The Angel of the Lord. And it so happened that that very night an angel of God came and massacred 185,000 Assyrians. When the people of Jerusalem got up next morning, there it was—a whole camp of corpses! 2 Kings 19:35 (MSG)

When we left the previous chapter, the city of Jerusalem was beseiged by the dreaded Assyrian army and the envoys of the Assyrian king were trash-talking to King Hezekiah's representatives. I mentioned that the key to breaking a seige was perseverance (in the face of a painful season with little provision), a strong will (to stand against the arrogant taunts the enemy continually spoke to break you psychologically), and a Deliverer. In today's chapter, we read (a' la Paul Harvey), the rest of the story.
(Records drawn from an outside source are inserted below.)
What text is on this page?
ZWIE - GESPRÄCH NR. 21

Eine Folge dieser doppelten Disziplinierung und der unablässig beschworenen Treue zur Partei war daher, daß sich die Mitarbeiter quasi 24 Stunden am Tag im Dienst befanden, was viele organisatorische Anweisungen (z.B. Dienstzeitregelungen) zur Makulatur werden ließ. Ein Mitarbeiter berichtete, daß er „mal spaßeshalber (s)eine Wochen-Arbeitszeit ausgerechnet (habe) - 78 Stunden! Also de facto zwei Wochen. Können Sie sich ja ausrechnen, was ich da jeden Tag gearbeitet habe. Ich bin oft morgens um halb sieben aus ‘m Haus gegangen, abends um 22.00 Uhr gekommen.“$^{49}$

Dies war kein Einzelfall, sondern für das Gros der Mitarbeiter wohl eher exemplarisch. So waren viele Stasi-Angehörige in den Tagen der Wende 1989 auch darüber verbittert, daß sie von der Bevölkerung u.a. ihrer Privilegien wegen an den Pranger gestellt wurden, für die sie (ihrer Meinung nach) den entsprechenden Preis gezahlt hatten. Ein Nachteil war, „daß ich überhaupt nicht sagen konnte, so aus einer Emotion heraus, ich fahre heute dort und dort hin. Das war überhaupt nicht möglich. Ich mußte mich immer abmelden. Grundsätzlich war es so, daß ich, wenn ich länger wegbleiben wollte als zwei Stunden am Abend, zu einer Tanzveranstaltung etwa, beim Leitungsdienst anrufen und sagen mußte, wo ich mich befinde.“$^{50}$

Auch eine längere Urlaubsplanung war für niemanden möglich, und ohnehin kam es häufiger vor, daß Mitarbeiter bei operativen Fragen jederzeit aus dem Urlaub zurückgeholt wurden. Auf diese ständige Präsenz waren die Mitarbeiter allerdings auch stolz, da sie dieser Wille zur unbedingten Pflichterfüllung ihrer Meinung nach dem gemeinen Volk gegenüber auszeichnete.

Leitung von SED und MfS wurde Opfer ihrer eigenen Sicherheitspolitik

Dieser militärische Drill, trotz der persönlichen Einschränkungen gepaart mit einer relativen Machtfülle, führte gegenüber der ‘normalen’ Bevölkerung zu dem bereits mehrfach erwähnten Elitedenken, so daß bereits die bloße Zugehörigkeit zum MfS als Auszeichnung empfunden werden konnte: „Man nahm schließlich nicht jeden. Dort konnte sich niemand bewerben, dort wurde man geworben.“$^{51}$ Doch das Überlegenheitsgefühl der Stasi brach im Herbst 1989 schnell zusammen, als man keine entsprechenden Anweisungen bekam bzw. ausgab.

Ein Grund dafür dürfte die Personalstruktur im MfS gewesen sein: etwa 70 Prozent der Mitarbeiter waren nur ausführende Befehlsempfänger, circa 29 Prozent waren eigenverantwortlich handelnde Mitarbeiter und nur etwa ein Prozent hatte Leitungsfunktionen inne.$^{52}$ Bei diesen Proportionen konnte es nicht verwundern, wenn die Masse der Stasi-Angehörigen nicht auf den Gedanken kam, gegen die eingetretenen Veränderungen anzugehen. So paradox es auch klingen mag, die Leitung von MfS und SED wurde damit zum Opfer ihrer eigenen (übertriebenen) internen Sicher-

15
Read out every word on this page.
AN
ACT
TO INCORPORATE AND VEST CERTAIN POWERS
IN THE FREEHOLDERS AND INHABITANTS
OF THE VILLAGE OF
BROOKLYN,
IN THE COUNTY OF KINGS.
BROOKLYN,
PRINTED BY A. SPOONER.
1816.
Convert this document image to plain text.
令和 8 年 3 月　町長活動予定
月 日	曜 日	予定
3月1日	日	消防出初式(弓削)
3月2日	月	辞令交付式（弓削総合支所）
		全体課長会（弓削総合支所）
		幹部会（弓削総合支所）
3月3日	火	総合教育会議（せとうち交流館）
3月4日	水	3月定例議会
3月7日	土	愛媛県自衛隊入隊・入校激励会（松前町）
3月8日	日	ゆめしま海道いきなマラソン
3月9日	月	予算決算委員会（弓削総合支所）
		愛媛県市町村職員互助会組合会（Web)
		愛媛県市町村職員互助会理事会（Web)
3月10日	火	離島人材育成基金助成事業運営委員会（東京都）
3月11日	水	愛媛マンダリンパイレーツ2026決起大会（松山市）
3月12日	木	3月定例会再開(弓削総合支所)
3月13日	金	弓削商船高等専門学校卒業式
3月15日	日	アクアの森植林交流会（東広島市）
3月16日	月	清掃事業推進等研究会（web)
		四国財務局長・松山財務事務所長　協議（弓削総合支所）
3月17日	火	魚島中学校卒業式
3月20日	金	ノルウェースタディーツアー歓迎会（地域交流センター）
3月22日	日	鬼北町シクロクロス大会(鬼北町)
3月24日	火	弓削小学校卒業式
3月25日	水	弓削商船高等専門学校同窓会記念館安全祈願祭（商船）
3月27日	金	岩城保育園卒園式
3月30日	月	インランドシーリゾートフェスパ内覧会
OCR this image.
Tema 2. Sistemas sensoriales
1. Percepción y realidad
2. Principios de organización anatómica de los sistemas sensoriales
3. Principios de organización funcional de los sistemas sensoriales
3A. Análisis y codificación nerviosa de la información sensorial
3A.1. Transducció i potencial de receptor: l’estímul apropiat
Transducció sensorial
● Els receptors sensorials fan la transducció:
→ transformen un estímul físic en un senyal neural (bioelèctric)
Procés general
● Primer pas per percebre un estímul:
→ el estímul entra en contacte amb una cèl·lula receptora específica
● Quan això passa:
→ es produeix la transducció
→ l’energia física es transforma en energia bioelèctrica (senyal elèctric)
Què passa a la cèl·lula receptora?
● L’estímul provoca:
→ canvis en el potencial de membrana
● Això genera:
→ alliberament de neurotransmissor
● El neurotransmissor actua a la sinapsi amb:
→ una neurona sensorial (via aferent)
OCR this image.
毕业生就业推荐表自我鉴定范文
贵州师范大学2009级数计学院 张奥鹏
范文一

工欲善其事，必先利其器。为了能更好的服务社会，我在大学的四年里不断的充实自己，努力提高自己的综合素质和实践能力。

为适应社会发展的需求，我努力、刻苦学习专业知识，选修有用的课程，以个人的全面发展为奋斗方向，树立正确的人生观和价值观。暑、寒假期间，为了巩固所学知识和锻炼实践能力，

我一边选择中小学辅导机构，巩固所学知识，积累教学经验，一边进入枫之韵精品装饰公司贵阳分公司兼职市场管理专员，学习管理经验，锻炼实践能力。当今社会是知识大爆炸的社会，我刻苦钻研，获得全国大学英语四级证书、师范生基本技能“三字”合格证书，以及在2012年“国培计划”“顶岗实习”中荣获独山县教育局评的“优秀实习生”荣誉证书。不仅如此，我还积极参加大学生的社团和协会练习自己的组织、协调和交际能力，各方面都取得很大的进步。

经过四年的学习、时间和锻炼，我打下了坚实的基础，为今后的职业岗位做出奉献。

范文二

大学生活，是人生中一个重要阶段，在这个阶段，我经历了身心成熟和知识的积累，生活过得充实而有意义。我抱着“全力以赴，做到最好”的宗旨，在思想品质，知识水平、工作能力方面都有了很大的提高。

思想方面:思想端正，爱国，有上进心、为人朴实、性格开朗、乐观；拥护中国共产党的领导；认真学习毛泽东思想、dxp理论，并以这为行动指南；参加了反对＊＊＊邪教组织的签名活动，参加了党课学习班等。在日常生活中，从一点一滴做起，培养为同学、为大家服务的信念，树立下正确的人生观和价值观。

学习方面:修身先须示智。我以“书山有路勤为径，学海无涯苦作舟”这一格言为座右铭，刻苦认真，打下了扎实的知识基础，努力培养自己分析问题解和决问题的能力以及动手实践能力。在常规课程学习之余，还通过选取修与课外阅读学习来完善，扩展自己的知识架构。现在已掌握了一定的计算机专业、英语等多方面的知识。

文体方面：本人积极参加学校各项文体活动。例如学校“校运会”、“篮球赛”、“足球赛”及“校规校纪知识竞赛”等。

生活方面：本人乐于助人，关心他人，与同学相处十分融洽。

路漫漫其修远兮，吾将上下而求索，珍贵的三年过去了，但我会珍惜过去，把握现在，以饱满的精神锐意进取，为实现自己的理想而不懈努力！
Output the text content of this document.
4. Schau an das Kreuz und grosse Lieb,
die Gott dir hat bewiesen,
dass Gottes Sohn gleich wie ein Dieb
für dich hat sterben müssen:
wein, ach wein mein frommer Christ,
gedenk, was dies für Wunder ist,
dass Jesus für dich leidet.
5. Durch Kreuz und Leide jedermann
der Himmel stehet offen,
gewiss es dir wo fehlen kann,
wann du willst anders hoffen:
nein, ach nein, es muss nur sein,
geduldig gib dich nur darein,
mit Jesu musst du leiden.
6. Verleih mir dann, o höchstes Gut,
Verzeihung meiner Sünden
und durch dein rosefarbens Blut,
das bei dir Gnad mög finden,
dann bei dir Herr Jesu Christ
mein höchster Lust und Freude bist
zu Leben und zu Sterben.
King Hezekiah went first to consult with God's prophet, Isaiah who assures the King that God is not going to let the Assyrian King take Jerusalem. If you want to read more specifically regarding God's message through Isaiah concerning Assyria, read Isaiah 10:5-19 and Isaiah 37. King Hezekiah responds by going to the temple, bows down before God, and praying like he'd never prayed before.

The next day the Assyrian camp was littered with 185,000 corpses. The Deliverer, the Angel of the Lord, brought about a miraculous and unforeseen outcome. The event of the Assyrian army's demise was reported by other historians of antiquity. The Greek historian Herodatus wrote of the event and explained that bubonic plague had rapidly spread through the camp. It brings to mind the Angel of the Lord spreading the plagues through Egypt in delivering the Israelites from captivity in Egypt.

I love the story of Jerusalem's dramatic and miraculous deliverance. At the same time, I think about the seasons of life in which I feel beseiged on all sides. It's perplexing why God dramtically delivers in some moments, and remains agonizingly silent in others. I look back, and I understand that seasons of drought and pain have ultimately produced good things in my life like perseverance, reliance, wisdom, faith, endurance, and humility. Experience has taught me that God's purpose is at work in my pain.

Nevertheless, I prefer those moments when God miraculously delivers us from our troubles.